Edward Madureira não descarta voltar às urnas em defesa das universidades e institutos federais

Sem partido e com um prazo apertado para definir por qual sigla deve concorrer, ele dialoga com PT, PDT, PSB e PCdoB. Ex-reitor da UFG pode disputar vaga na Alego ou na Câmara dos Deputados

Ainda abalado e indignado com o processo que considera como um golpe na democracia interna da Universidade Federal de Goiás (UFG), que foi a não nomeação da reitora eleita, Sandramara Chaves, o ex-reitor e ex-presidente da Associação Nacional dos Dirigentes das Instituições Federais de Ensino Superior (Andifes) Edward Madureira (sem partido) não descarta uma candidatura nas eleições de 2022. Caso se confirme, será a segunda vez que o professor concorrerá a um cargo eletivo.

Sem partido e com um prazo apertado para definir por qual sigla deve concorrer, o professor é sondado por quatro legendas e terá que decidir por uma até o dia 2 de abril. Edward dialoga com o PT (por onde concorreu a uma cadeira na Câmara Federal em 2014), com o PDT (que também filiou a ex-reitora da Universidade de São Paulo, Suely Vilela), o PSB e o PCdoB, que estão no campo progressista. Há também uma proximidade do ex-reitor com o presidente do PSD, Vilmar Rocha, mas não há nada que possa evoluir para o próximo pleito. 

“Apesar dos convites, o momento é de recuperar a universidade deste golpe que ainda está muito recente. Estamos todos nós muito abalados com este golpe na democracia interna que aconteceu sem precedentes na universidade e precisamos tratar sobre a reitoria. Somente após isso, nós vamos definir algo”, explica ao Jornal Opção. Madureira concorreu às eleições de 2014 a uma cadeira na Câmara Federal. Ele obteve 58.865 votos e foi o 23º deputado mais votado. Edward, inclusive, ficou na primeira suplência do PT, que elegeu Rubens Otoni.  
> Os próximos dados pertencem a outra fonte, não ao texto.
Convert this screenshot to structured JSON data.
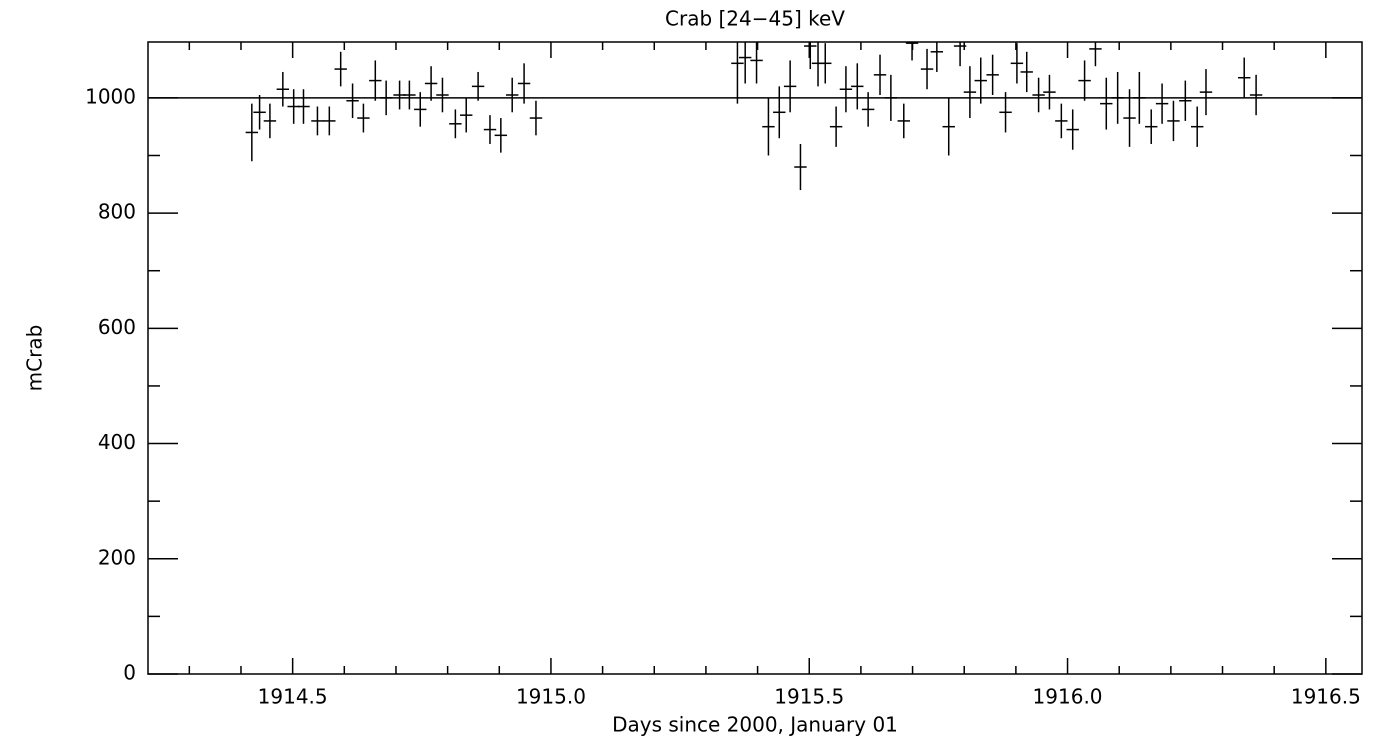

Questionado sobre o cargo que pretende concorrer no próximo pleito, se pode ser ao Senado, a uma das 17 cadeiras na Câmara Federal ou a uma das 41 cadeiras disponíveis na Assembleia Legislativa de Goiás (Alego), Edward não descarta nenhuma das hipóteses, porém não esconde a preferência por concorrer novamente a uma cadeira na Câmara dos Deputados. Ele acha mais difícil concorrer a uma cadeira de eleição majoritária, como o Senado, porque eleição majoritária independe do candidato. “É difícil haver uma disposição majoritária e onde eu tenho um grau de liberdade para definir é justamente numa eleição proporcional”, explica o ex-reitor, que garante que estas questões estão mais “vivas”, porém demandam muito trabalho.  

É justamente em Brasília que Edward acredita que pode contribuir mais, no Congresso Nacional. É onde o professor já traz algumas pautas consigo, como o orçamento discricionário das universidades que estão desaparecendo, a eliminação da lista tríplice que, segundo ele é um resquício da ditadura, além de outras pautas como a assistência estudantil e que podem ser reajustadas em Brasília.